Once I got everything together, which didn't take a lot of effort -- don't we love that? -- I started working on my onesies. The only problem was that I couldn't stop. I was planning to stencil two or three, all for Mister Stevens's new Goddaughter, Soleil, who is a month old. (Don't show me a month-old girl and not expect me to make something for her.) I ended up stenciling all five onesies, the last one front and back.
Still hungry for more, I stenciled this ugly Hanes sweatshirt I bought on the Target sale rack for $1.64. I got the shirt for warmth, not looks, but I think the stencil is an improvement. I was desperate to keep stenciling, so I didn't take the time to center the design or anything. I also had in mind to use it as a tester to see if the paint washes as well as I've heard it does.

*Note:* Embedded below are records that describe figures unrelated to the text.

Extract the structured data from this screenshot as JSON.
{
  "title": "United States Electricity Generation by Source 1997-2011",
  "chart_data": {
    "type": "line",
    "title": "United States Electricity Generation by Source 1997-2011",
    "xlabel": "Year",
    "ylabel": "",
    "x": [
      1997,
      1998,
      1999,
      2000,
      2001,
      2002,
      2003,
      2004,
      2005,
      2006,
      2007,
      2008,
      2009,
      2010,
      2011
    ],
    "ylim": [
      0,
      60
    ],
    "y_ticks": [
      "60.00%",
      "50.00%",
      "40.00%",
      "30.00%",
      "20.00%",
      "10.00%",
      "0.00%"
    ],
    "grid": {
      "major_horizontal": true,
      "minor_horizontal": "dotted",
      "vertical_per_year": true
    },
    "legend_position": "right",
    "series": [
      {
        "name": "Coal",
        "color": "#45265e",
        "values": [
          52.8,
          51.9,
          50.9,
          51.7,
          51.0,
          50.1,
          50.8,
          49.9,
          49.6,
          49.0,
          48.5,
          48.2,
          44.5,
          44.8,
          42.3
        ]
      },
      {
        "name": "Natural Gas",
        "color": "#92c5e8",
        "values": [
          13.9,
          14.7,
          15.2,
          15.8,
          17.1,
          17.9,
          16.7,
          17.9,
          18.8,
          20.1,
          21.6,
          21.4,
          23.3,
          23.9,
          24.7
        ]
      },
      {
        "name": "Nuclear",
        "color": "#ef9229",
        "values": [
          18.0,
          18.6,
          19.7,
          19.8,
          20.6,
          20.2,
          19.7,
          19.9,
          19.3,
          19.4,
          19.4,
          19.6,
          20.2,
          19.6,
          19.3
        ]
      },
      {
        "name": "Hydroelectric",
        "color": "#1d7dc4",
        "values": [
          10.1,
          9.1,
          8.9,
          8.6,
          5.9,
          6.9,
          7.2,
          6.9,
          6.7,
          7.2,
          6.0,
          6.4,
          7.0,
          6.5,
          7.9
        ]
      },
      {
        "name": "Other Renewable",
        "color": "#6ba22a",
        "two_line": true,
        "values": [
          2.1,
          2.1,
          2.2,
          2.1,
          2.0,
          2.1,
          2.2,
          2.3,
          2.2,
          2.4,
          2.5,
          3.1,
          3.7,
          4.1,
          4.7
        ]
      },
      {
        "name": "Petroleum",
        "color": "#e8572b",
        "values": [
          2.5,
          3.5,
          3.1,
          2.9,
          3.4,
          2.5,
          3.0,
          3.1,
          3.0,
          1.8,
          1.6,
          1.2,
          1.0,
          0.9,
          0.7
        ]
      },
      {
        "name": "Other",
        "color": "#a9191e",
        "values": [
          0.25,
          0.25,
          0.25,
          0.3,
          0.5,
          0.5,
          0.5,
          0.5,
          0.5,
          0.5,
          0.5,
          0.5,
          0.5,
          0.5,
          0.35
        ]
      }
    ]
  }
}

So, this stenciling thing. How good is it? The best. I am officially All About It. It's virtually fool-proof, not as messy as you might think, and I can't imagine crack is more fun to do. The instructions in Stencil 1 are simple and yield fantastic results. The fabric paint dries quickly, so you could make a same-day shower gift.
Ed's love affair with the stencil is infectious, and he sets us up nicely with a list of resources and a gallery of VCPs (Very Cool Projects). Not to mention the fabulous stencils he's selected for us. They are laminated card stock, so most of them won't last beyond a few uses -- especially my beloved Afro Girl, due to the fineness of the design. I'm going to order the Mylar version from Stencil1, which by the way, is a treasure trove of information about the craft. Go there and watch Martha Stewart stencil one of Ed's designs with Cynthia Nixon.
Ed encourages us to make our own stencils. I take his instructions as a command, not a suggestion. I've been clicking around, checking out supplies. (Hell yeah I want a stencil burner! Whuut?!) Soon I'm going all the way over the edge, and don't think I'll be looking back, because I won't.